Francesca studia scienze politiche. Quando ha un esame appende al muro della cucina una specie di calendario, fatto da lei con i cartoncini colorati; le serve per segnare il tempo che le rimane per studiare. Dopo l’esame, al vederla tornare a casa, un’infinita tenerezza mi fa sciogliere, mentre la vedo accigliata segnare il voto su quel che resta del calendario e poi mettere via tutto, in una grossa scatola blu.
Mi chiedo spesso cosa starei facendo se, anziché a ingegneria, mi fossi iscritto ad una facoltà umanistica. Se avessi previsto tutto questo, per questi soldi e questa vita in un palazzo di vetro, non avrei fatto queste scelte. E invece continuo, come sempre, a fare il primo della classe: al lavoro si fidano di me e mi danno responsabilità. Mi ritengono bravo e puntuale, così come bravo e studioso ero all’università, mentre gli amici passavano più tempo fuori insieme. Ho scelto la facoltà difficile, quella che dicevano mi avrebbe regalato un futuro tranquillo. Ma non può essere tutto qui. Mi manca un sogno da inseguire.

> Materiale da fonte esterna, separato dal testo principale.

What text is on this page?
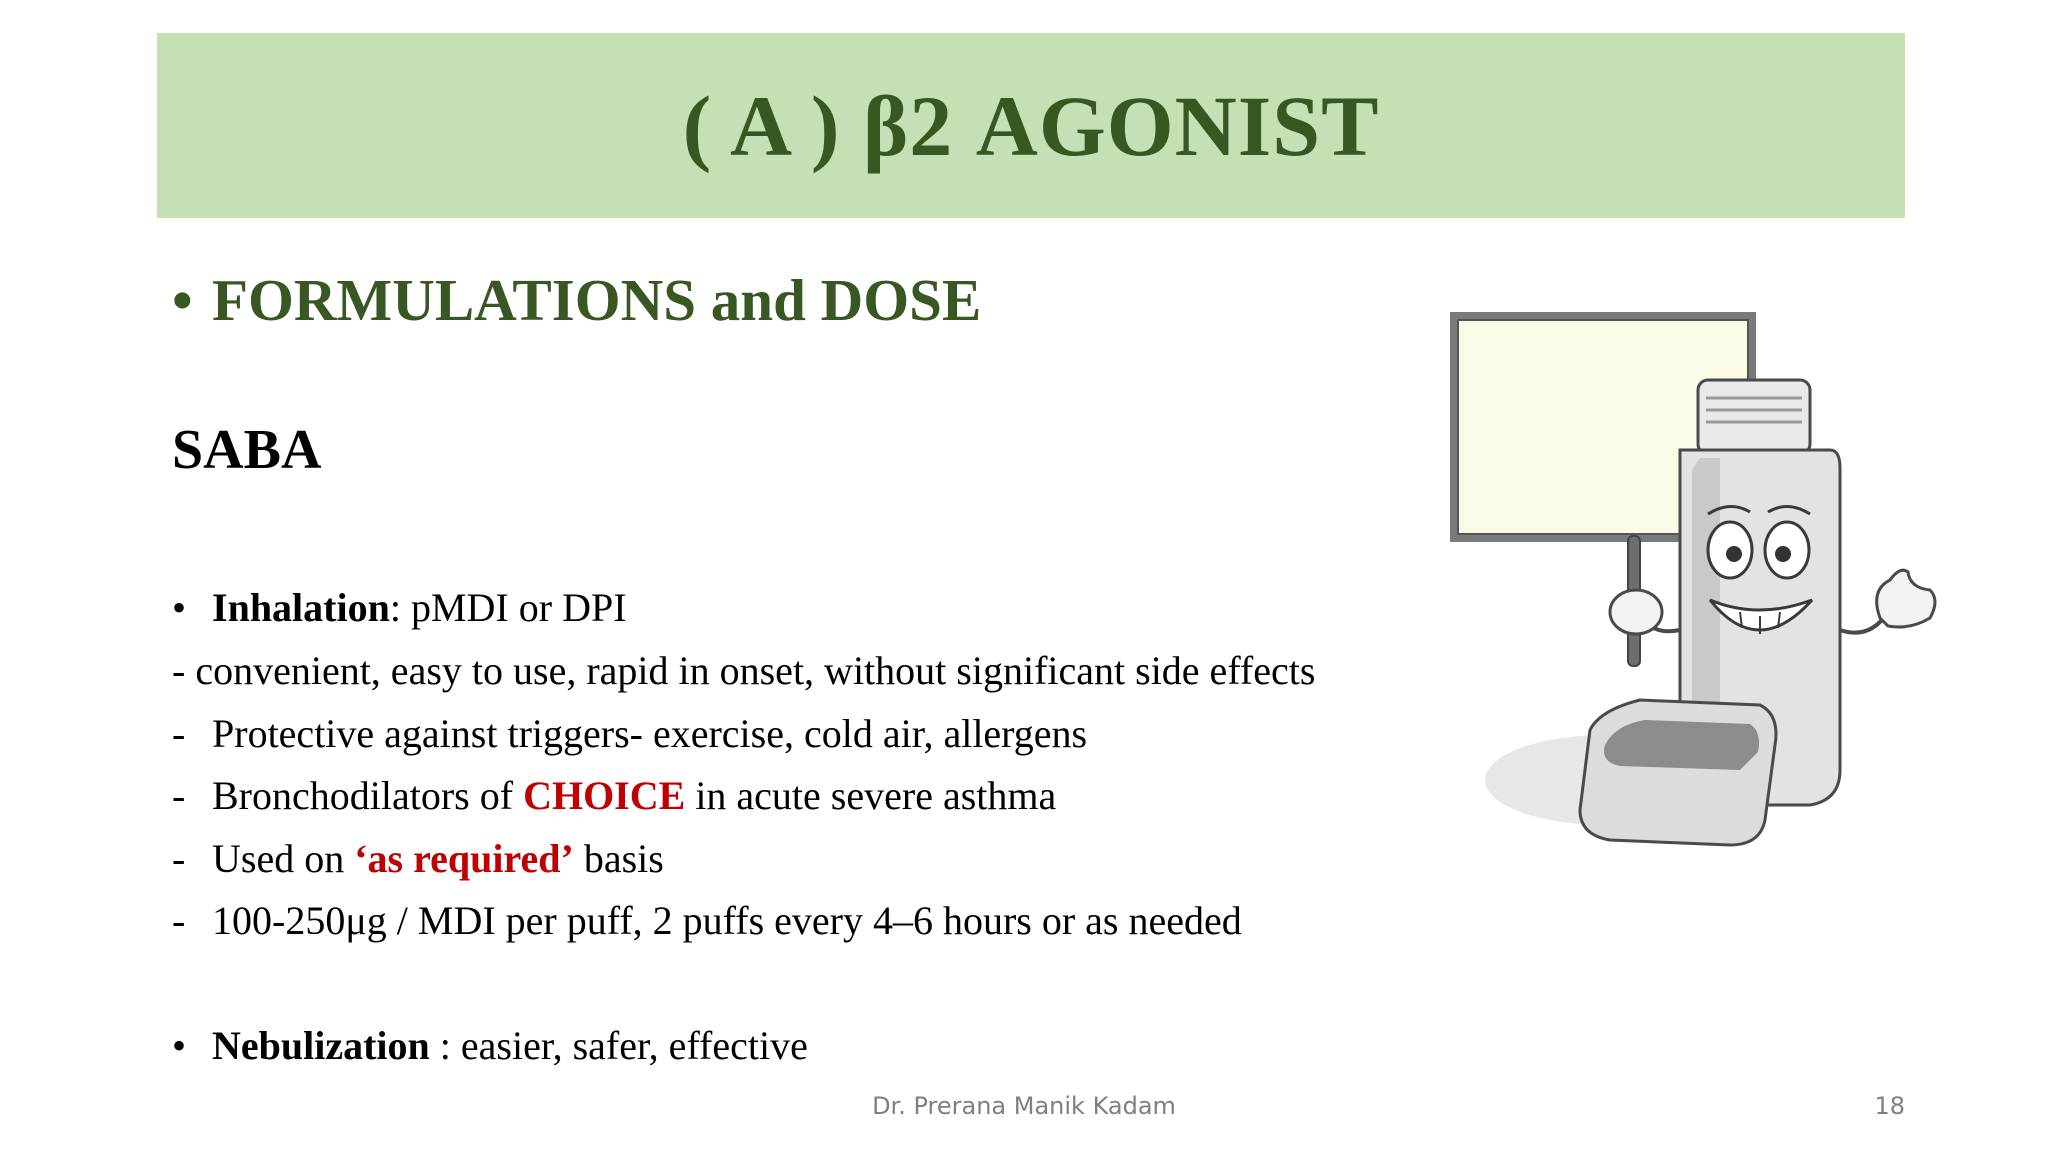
( A ) β2 AGONIST
• FORMULATIONS and DOSE
SABA
• Inhalation: pMDI or DPI
- convenient, easy to use, rapid in onset, without significant side effects
- Protective against triggers- exercise, cold air, allergens
- Bronchodilators of CHOICE in acute severe asthma
- Used on ‘as required’ basis
- 100-250μg / MDI per puff, 2 puffs every 4–6 hours or as needed
• Nebulization : easier, safer, effective
Dr. Prerana Manik Kadam	18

E gli amici sono tutti lontani, solo io sono rimasto qui. Anche Sara, ormai, non la sento da mesi. Cerco di non pensarle, ma è doloroso il pensiero di qualcun altro accanto a lei. Mi torna in mente anche mentre cammino verso casa di Francesca.
Francesca che fino a stasera era la mia unica consolazione, cui pensare durante le ore inutili, passate in riunioni con manager esaltati. La sola gioia, mentre servo solo a fare arricchire la società di consulenza per cui lavoro.
Quando, come tante sere negli ultimi mesi, mi sono affacciato alla sua finestra e le ho sorriso, cercando di concentrare in un’espressione senza parole tutta la mia muta speranza lei, per la prima volta, mi ha parlato. “Vattene! Vattene via! Non voglio vederti più a sbirciare dentro la finestra della mia cucina! Non so chi sei, non so perché te ne vieni qui tutte le sere a guardarmi, ma ho già avuto fin troppa pazienza! Ho fatto finta di non vederti nascosto nel buio: speravo smettessi, ma ho paura di te… Vai via e non venire mai più!”
Non avevo ancora avuto il coraggio di rivolgerle la parola.